Haggins claims the biggest blow came when Jackson brought up something she had come to him in confidence about concerning the financials of her recent contract — which was hundreds of dollars below her previous rate — in a room full of her colleagues. Becoming emotional, Haggins explains that she was confused and hurt, and felt Jackson betrayed her trust. “Like, where is this attack coming from? When I haven’t done anything wrong?” she says.
After she was left out of Gaga’s 2014, 10-day residency in New York, Haggins says she chose to walk away, but decided to write Gaga a letter about why she was leaving, though she doesn’t know if Gaga ever received it.
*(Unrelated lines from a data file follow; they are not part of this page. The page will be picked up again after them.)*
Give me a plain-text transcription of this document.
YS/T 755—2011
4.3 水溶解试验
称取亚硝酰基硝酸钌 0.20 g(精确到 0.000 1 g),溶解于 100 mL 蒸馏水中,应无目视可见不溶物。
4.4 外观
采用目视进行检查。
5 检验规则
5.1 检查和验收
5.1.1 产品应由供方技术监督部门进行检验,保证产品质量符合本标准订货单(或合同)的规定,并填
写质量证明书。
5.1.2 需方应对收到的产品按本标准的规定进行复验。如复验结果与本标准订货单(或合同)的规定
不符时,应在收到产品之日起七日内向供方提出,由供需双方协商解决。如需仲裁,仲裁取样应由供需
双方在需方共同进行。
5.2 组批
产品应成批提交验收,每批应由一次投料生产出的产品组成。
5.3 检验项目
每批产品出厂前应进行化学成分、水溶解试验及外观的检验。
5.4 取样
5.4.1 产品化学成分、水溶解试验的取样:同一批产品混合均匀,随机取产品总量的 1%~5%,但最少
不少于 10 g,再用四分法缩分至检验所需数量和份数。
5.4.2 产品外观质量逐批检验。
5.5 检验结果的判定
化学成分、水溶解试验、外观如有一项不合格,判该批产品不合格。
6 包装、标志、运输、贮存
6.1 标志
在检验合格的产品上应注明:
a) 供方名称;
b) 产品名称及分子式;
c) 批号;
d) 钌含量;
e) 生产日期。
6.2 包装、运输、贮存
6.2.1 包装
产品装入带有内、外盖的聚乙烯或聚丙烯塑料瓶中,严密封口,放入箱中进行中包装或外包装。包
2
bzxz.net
“That job, the people, and her specifically [were] so empowering to me that I felt like if I don’t stand up for myself, then what have I learned here?” Haggins explains. “Because working for her changed my life and empowered me to feel like I was strong enough to make that decision for myself.”
“It wasn’t because I wanted to out anybody or shame anybody or point fingers, but it was like, there’s people that don’t uplift your message that are causing this turmoil behind you and you don’t even know,” Haggins adds. “We don’t even feel like it’s okay to tell you because it’s not even our place.”
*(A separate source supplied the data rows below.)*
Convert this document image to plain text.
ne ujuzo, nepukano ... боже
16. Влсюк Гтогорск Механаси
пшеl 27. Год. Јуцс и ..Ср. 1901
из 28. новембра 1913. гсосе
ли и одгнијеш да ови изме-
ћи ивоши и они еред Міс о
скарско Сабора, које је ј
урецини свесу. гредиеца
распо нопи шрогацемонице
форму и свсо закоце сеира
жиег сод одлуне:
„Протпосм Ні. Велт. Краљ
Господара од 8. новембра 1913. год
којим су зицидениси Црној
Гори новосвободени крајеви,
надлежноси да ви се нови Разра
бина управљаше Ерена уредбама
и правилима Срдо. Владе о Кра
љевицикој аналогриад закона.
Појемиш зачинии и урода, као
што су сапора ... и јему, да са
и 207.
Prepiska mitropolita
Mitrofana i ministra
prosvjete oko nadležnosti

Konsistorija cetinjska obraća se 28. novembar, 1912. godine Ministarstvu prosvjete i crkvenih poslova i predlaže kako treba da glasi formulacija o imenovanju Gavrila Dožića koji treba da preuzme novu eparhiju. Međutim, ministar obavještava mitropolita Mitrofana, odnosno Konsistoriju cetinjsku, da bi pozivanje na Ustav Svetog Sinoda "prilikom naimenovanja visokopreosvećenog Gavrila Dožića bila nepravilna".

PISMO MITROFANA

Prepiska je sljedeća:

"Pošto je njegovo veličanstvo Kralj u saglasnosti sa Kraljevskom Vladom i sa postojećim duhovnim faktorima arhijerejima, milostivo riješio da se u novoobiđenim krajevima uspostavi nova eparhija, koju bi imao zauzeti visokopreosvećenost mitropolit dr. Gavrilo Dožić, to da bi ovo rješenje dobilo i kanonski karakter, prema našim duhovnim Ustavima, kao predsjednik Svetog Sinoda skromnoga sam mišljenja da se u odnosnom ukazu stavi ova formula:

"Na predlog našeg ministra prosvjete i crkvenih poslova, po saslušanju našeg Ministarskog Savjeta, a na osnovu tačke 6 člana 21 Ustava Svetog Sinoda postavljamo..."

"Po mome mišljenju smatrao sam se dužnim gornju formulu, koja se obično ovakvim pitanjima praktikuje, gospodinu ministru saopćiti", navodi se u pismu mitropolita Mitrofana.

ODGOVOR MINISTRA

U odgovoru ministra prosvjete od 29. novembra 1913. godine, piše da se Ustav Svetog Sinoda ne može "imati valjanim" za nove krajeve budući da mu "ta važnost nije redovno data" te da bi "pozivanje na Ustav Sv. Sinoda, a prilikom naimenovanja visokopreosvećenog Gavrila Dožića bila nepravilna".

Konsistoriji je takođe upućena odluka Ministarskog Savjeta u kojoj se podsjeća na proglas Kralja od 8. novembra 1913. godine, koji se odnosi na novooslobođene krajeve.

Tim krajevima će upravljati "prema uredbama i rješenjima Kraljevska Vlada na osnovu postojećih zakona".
A sixth dancer who worked for Gaga from 2009 until 2013, who asked for their name to be withheld, says they disagree with Jackson being labeled “toxic” or “abusive,” instead saying there were other issues at play, such as Gaga’s hectic schedule and the demanding nature of the job.
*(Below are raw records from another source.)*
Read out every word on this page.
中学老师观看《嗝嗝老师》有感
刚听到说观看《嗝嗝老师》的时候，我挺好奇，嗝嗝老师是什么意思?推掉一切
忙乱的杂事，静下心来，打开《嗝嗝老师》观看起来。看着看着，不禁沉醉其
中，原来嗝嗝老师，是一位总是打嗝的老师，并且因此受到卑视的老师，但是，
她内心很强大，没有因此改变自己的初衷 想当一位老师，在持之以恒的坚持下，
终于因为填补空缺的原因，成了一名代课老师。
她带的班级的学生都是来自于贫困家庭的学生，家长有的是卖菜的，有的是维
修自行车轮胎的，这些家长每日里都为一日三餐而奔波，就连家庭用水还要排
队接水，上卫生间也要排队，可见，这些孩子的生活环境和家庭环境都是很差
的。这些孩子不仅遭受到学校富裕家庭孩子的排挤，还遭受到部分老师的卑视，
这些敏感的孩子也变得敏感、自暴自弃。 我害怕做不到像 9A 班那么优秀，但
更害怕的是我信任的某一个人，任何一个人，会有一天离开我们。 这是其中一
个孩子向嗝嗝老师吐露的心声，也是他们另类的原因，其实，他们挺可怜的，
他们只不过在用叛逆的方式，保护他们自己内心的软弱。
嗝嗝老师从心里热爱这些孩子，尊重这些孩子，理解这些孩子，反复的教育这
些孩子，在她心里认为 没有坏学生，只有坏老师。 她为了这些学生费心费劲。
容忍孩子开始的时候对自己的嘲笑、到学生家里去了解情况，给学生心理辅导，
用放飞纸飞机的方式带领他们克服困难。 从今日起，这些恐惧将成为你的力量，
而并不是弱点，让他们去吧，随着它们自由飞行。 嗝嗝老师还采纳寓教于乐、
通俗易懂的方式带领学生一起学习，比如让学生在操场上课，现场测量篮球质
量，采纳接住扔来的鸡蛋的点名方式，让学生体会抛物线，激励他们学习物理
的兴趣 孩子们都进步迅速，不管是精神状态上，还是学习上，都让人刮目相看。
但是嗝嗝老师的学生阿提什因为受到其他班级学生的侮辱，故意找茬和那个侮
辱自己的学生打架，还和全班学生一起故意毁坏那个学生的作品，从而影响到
“In general, being a dancer is hard — the entertainment industry is hard,” they say. “I don’t think that I would put the sole blame on Richard for any situation … I think that things were hard, but I think we’re all human.”
The dancers who spoke out are hoping that their experiences bring about some change, not just to Gaga’s team, but for all dancers to feel empowered to speak up for themselves in an industry where they often feel disregarded or as if they don’t have a voice.
Diamond, who claimed in the video she posted on Twitter that Jackson made her “feel terrible in the workplace” also said in the video that while she had learned a lot from her time on Gaga’s dance team, “I don’t believe that anybody should experience trauma so doors can open and just so hindsight can happen.”
Rabinor wrote in a follow-up Instagram post last week that she was “proud” of her dance community. “How dare I tell the next generation of dancers to know their worth if I don’t model the same action with the highest integrity,” she wrote. “Traumatizing experiences shouldn’t be bulldozed over. They should be handled and worked through so that change for the better can happen.”
“It’s about how we set up better environments,” Haggins adds. “Instead of continuing to pass down how things were [and] continuing that cycle.”